My decision about if and for how long truly isn’t anyone’s business but mine. And when most workplaces or public areas don’t even have a pumping room or clean area to breastfeed, why are we shocked when women struggle to figure out how to make it work? I don’t know, maybe it’s because our entire infrastructure, from no escalators in the subways for strollers to no pumping rooms at work, was designed by and for men!

It’s bad enough we shame women for the way they have babies and then chastise them for how they take care of those babies. But when we live in a country that provides literally no maternal or postpartum support, why do we think we have the audacity to tell women what they can and can not do?

It reminds me of what’s happening with the #MeToo movement. When a man says something inappropriate, everyone can agree that he was in the wrong. But when we are talking about physical assault, questions ensue like “What was she wearing? Was she asking for it? How do we know it wasn’t consensual? Maybe SHE was giving mixed signals?”

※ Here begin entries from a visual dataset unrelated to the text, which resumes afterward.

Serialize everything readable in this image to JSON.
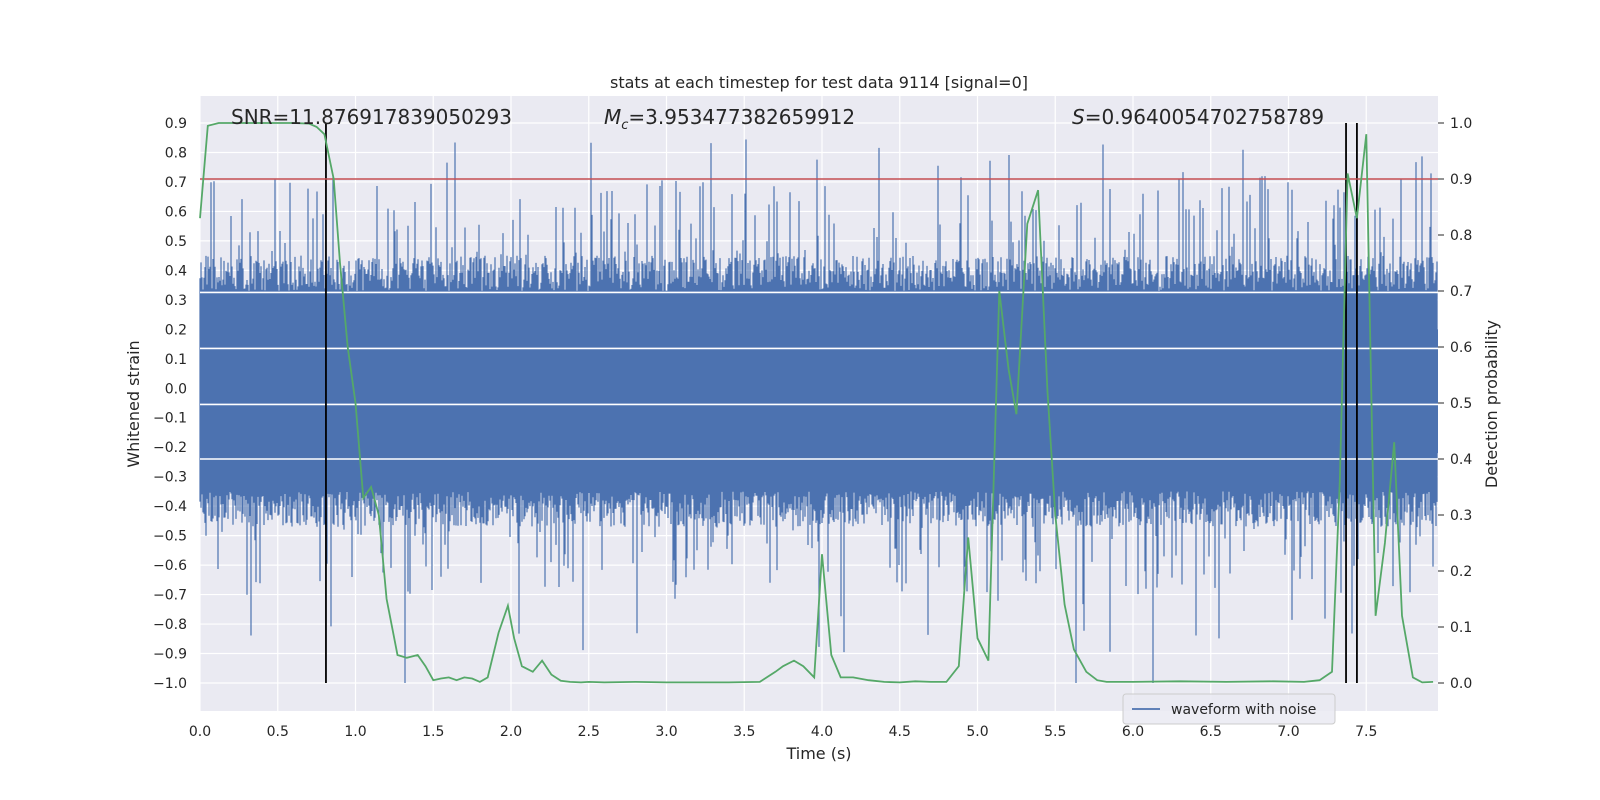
{
  "chart_data": {
    "type": "line",
    "title": "stats at each timestep for test data 9114 [signal=0]",
    "xlabel": "Time (s)",
    "ylabel": "Whitened strain",
    "ylabel_right": "Detection probability",
    "xlim": [
      0.0,
      8.0
    ],
    "ylim": [
      -1.0,
      0.9
    ],
    "ylim_right": [
      0.0,
      1.0
    ],
    "xticks": [
      "0.0",
      "0.5",
      "1.0",
      "1.5",
      "2.0",
      "2.5",
      "3.0",
      "3.5",
      "4.0",
      "4.5",
      "5.0",
      "5.5",
      "6.0",
      "6.5",
      "7.0",
      "7.5"
    ],
    "xtick_values": [
      0.0,
      0.5,
      1.0,
      1.5,
      2.0,
      2.5,
      3.0,
      3.5,
      4.0,
      4.5,
      5.0,
      5.5,
      6.0,
      6.5,
      7.0,
      7.5
    ],
    "yticks": [
      "0.9",
      "0.8",
      "0.7",
      "0.6",
      "0.5",
      "0.4",
      "0.3",
      "0.2",
      "0.1",
      "0.0",
      "−0.1",
      "−0.2",
      "−0.3",
      "−0.4",
      "−0.5",
      "−0.6",
      "−0.7",
      "−0.8",
      "−0.9",
      "−1.0"
    ],
    "ytick_values": [
      0.9,
      0.8,
      0.7,
      0.6,
      0.5,
      0.4,
      0.3,
      0.2,
      0.1,
      0.0,
      -0.1,
      -0.2,
      -0.3,
      -0.4,
      -0.5,
      -0.6,
      -0.7,
      -0.8,
      -0.9,
      -1.0
    ],
    "yticks_right": [
      "1.0",
      "0.9",
      "0.8",
      "0.7",
      "0.6",
      "0.5",
      "0.4",
      "0.3",
      "0.2",
      "0.1",
      "0.0"
    ],
    "ytick_values_right": [
      1.0,
      0.9,
      0.8,
      0.7,
      0.6,
      0.5,
      0.4,
      0.3,
      0.2,
      0.1,
      0.0
    ],
    "annotations": {
      "snr": "SNR=11.876917839050293",
      "mc_symbol": "M",
      "mc_subscript": "c",
      "mc_value": "=3.953477382659912",
      "s_symbol": "S",
      "s_value": "=0.9640054702758789"
    },
    "legend": {
      "label": "waveform with noise",
      "position": "lower-right"
    },
    "threshold": {
      "value": 0.9,
      "axis": "right",
      "color": "#c44e52"
    },
    "vertical_lines": [
      0.81,
      7.37,
      7.44
    ],
    "series": [
      {
        "name": "waveform with noise",
        "axis": "left",
        "color": "#4c72b0",
        "style": "dense-noise",
        "typical_amplitude": 0.33,
        "min": -1.0,
        "max": 0.85
      },
      {
        "name": "detection probability",
        "axis": "right",
        "color": "#55a868",
        "x": [
          0.0,
          0.05,
          0.12,
          0.2,
          0.3,
          0.4,
          0.5,
          0.6,
          0.7,
          0.75,
          0.8,
          0.86,
          0.9,
          0.95,
          1.0,
          1.05,
          1.1,
          1.15,
          1.2,
          1.27,
          1.33,
          1.4,
          1.45,
          1.5,
          1.55,
          1.6,
          1.65,
          1.7,
          1.75,
          1.8,
          1.85,
          1.92,
          1.98,
          2.02,
          2.07,
          2.14,
          2.2,
          2.26,
          2.32,
          2.38,
          2.45,
          2.5,
          2.6,
          2.8,
          3.0,
          3.2,
          3.4,
          3.6,
          3.7,
          3.75,
          3.82,
          3.88,
          3.95,
          4.0,
          4.06,
          4.12,
          4.2,
          4.3,
          4.4,
          4.5,
          4.6,
          4.7,
          4.8,
          4.88,
          4.94,
          5.0,
          5.07,
          5.14,
          5.2,
          5.25,
          5.32,
          5.39,
          5.45,
          5.5,
          5.56,
          5.62,
          5.7,
          5.77,
          5.83,
          5.9,
          6.0,
          6.3,
          6.6,
          6.9,
          7.1,
          7.2,
          7.28,
          7.33,
          7.38,
          7.44,
          7.5,
          7.56,
          7.62,
          7.68,
          7.73,
          7.8,
          7.86,
          7.93
        ],
        "y": [
          0.83,
          0.995,
          1.0,
          1.0,
          1.0,
          1.0,
          1.0,
          1.0,
          0.999,
          0.993,
          0.98,
          0.9,
          0.75,
          0.6,
          0.5,
          0.33,
          0.35,
          0.3,
          0.15,
          0.05,
          0.045,
          0.05,
          0.03,
          0.005,
          0.008,
          0.01,
          0.005,
          0.01,
          0.008,
          0.002,
          0.01,
          0.09,
          0.138,
          0.08,
          0.03,
          0.02,
          0.04,
          0.015,
          0.004,
          0.002,
          0.001,
          0.002,
          0.001,
          0.002,
          0.001,
          0.001,
          0.001,
          0.002,
          0.02,
          0.03,
          0.04,
          0.03,
          0.01,
          0.23,
          0.05,
          0.01,
          0.01,
          0.005,
          0.002,
          0.001,
          0.003,
          0.002,
          0.002,
          0.03,
          0.26,
          0.08,
          0.04,
          0.7,
          0.56,
          0.48,
          0.82,
          0.88,
          0.52,
          0.3,
          0.14,
          0.06,
          0.02,
          0.005,
          0.002,
          0.002,
          0.002,
          0.003,
          0.002,
          0.003,
          0.002,
          0.005,
          0.02,
          0.36,
          0.91,
          0.83,
          0.98,
          0.12,
          0.25,
          0.43,
          0.12,
          0.01,
          0.001,
          0.002
        ]
      }
    ]
  }
}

There is this notion perpetuated by rape culture that women don’t know when or if an assault really happens to them because we assume women aren’t the authority of their bodies and men, ultimately, know best. In a patriarchal culture men are the authority of everything, including women’s experiences and choices. Whether it’s about sexual assault, the right and access to birth control, or how they want to deliver their babies. To top it off there is a subconscious tidal wave that silences women from being able to properly express and heal from these experiences because we know society won’t believe or support us.

As a victim of physical assault I know this narrative. I know the look of distrust and I’ve heard the conversations when women use their voice to talk about their experiences and their bodies.

But as long as my hormones are third-trimester-raging, I won’t be having any “conversations” about my choices. I might not live in a world that respect’s women’s rights, thoughts, and decisions but in my house I’m the authority of my body. And I’ll be having my baby in a way that best suits her health and my own.